Yes. I'll let -- encourage Dana to add to this, that we are essentially retooling. It's continuing to work in certain territories very well, that is particularly -- and I think we mentioned this earlier the U.K. and Germany, where we have other territories that we are in the process of rolling it out to. And the key, though, is to reimagine it for the United States. And that's a very high priority in the company. Dana?
Yes, the only other one I would add is China. We see some big potential in China as well for the Teletubbies.
Yes, that's right. That's material.
Our next question comes from the line of Drew McReynolds with RBC.

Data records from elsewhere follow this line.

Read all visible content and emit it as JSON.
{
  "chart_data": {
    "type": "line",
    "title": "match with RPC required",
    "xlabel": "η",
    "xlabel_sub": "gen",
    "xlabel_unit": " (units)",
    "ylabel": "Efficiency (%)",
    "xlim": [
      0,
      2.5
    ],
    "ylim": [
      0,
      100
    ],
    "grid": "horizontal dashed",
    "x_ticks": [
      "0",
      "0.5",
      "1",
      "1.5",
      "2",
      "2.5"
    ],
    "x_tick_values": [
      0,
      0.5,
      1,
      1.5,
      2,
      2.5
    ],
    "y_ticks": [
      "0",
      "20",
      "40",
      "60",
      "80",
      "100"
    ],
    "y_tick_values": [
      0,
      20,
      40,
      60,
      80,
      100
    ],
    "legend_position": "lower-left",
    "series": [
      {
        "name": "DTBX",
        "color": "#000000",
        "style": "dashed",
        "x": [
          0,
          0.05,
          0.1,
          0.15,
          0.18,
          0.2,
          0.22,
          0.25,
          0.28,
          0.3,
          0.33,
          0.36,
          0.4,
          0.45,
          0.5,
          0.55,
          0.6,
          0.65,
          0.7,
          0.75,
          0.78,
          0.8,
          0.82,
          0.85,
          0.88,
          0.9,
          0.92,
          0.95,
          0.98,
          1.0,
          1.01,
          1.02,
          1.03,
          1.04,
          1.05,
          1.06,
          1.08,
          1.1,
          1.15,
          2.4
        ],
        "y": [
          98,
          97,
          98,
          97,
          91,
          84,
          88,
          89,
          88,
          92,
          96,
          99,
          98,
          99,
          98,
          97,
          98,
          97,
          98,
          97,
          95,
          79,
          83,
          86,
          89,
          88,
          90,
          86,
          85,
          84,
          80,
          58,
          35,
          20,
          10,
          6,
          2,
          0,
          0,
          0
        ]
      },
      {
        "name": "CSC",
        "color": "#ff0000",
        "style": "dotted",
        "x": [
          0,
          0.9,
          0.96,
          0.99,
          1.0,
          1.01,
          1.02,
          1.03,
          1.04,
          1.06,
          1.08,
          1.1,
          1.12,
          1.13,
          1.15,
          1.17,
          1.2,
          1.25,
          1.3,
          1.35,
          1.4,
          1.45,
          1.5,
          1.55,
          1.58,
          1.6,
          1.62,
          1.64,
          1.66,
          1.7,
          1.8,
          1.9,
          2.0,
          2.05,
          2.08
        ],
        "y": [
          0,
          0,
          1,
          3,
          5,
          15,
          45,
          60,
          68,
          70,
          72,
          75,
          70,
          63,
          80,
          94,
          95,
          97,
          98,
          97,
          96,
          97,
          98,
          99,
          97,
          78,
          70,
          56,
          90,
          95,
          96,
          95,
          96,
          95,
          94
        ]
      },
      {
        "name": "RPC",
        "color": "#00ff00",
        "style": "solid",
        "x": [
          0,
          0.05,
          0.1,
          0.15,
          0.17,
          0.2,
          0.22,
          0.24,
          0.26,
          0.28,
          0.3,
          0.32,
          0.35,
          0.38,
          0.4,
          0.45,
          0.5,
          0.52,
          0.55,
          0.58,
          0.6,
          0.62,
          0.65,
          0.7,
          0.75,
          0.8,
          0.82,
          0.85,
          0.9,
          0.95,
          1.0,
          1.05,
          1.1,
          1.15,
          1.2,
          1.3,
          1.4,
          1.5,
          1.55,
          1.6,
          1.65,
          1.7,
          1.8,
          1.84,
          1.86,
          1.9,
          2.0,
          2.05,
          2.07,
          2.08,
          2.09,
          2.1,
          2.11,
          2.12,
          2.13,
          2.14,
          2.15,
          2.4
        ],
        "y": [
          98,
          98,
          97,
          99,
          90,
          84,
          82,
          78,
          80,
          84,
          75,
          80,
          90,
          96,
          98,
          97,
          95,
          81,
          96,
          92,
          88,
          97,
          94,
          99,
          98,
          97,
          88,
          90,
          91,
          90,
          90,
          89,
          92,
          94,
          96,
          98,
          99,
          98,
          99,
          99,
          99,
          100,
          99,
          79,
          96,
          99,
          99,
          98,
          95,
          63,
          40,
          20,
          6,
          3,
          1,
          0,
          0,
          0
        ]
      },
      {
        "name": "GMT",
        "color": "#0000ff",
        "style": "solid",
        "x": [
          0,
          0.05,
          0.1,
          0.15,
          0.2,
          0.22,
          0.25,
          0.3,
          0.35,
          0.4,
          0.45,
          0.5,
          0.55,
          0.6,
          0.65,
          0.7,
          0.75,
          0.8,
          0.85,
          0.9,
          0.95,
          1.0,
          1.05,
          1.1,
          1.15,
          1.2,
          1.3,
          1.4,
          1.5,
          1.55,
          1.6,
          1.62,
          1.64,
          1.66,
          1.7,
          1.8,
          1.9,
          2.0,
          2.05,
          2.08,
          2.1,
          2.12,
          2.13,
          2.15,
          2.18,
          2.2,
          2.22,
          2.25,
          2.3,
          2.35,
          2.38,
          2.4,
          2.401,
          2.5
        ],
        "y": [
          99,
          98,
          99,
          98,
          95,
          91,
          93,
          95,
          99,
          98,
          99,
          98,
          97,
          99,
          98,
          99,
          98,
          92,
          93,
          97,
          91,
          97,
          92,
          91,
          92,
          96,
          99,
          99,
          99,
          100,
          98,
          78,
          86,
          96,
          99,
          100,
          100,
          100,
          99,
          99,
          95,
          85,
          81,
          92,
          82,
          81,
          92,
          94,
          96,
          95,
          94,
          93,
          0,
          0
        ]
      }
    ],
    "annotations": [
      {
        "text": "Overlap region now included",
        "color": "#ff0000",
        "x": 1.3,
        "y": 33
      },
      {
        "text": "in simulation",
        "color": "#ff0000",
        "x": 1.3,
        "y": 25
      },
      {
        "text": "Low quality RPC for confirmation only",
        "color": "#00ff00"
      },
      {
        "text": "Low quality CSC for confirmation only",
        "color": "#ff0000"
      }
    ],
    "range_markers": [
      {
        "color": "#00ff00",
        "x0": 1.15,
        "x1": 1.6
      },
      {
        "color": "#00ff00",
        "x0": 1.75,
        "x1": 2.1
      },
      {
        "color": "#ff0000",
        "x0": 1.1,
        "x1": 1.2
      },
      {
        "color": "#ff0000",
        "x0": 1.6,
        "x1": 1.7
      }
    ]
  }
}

Just 2 additional for me. Maybe Michael, back to just the strong environment out there. Can you just comment specifically on the demand from your traditional television broadcasters, just given a lot of, obviously, some pressure on the traditional TV ecosystem there. And second question just on the balance sheet target for fiscal 2019. Just reassuring that from your perspective, you're on track to achieve that.
Yes, so with respect to your first question, yes, the general -- I mean, that's one of the fundamental issues of the linear world. For years, the broadcasters were able to dictate prices and that is -- but now there is a real competition, and more and more and bigger and bigger bank accounts. So linear has had to step up, which linear has done a very good job of doing. It's complicated in the children space, because it's different, but -- because where libraries are so important and the traditional and recognized old brands are important, fully amortized. So it's -- but nevertheless, that's the -- you're right, that's the general trend in linear to increase prices as well -- and rather dramatically. For me, as someone who has been around, it's tremendously satisfying to see this. And I'm glad that I stayed around to see it because the essence of the business for years was how to survive as the price taker. And that has definitely shifted -- a few years ago it shifted, but it continues to shift. And now we have a different, more interesting challenge, which is how to now optimize that, given our library and given where we fit in the ecosystem to produce the maximum benefit for our shareholders and create a plan consistent with that. And that's what we have been doing for the last 6 months as our primary focus. And so there was a second question, which I now forget, oh yes, on the subject of our debt restructuring targets, that was it?
Yes, that's right, Michael. Just on the kind of balance sheet targets.
Yes, we are -- I'm 100% convinced and -- that those targets are achievable and we're on -- and by the way that's also a high priority to deliver on those targets and then to -- so we can reiterate those with confidence. Keith or Dana, do you have anything to add? No? Okay.
And that's all for questions. I'll turn the call back over to our presenters.
Thank you very much, and we look forward to reporting on next quarter. Have a good day.
Thank you all.
This concludes today's conference call. You may now disconnect.